My colleague Ryan Walter explained how a firm should evaluate whether an individual is subject to state registration. He started with reference to Section 203A(b) of the Advisers Act that provides:
(1) No law of any State or political subdivision thereof requiring the registration, licensing, or qualification as an investment adviser or supervised person of an investment adviser shall apply to any person — (A) that is registered under section 80b–3 of this title as an investment adviser, or that is a supervised person of such person, except that a State may license, register, or otherwise qualify any investment adviser representative who has a place of business located within that State." (emphasis added).
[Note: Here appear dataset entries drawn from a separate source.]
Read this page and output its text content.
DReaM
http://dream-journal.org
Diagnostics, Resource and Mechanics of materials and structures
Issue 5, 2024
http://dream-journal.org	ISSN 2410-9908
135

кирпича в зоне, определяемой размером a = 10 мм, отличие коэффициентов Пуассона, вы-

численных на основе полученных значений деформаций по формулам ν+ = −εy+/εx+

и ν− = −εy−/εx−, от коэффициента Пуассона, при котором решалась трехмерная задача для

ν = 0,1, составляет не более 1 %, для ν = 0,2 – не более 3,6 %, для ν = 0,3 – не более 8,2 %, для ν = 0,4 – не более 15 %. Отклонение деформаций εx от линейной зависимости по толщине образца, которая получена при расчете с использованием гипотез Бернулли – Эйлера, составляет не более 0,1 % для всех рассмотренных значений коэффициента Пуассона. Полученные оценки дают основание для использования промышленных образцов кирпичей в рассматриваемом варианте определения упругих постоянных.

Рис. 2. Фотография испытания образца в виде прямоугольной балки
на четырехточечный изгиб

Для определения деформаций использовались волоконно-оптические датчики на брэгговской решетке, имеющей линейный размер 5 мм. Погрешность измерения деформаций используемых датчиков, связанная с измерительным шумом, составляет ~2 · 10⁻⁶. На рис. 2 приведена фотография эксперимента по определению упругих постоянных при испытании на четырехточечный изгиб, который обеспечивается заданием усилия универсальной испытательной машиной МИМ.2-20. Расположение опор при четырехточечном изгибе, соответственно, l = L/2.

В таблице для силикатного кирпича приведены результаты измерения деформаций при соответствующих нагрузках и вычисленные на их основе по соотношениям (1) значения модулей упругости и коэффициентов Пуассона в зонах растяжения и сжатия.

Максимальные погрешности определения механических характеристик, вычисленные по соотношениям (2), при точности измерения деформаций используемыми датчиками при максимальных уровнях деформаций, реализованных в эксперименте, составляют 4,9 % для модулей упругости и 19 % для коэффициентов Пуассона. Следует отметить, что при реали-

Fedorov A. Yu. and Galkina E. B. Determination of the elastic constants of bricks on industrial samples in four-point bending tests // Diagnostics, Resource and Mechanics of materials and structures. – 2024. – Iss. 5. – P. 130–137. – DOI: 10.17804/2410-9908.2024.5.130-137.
As indicated above, the Advisers Act only preempts state registration requirements to the extent the supervised person is not also an "investment advisor representative." In other words, if a supervised person falls within the Advisers Act definition of an investment advisor representative, then the state, subject to the below analysis, can license, register, or otherwise qualify that individual.
An "investment advisor representative" generally means a supervised person of the investment advisor:
• Who has more than five clients who are natural persons (other than excepted persons); and • More than 10% of whose clients are natural persons (other than excepted persons). An "excepted person," for the purposes of the above definition, generally aligns with the definition of a "high net worth individual" for Form ADV reporting purposes.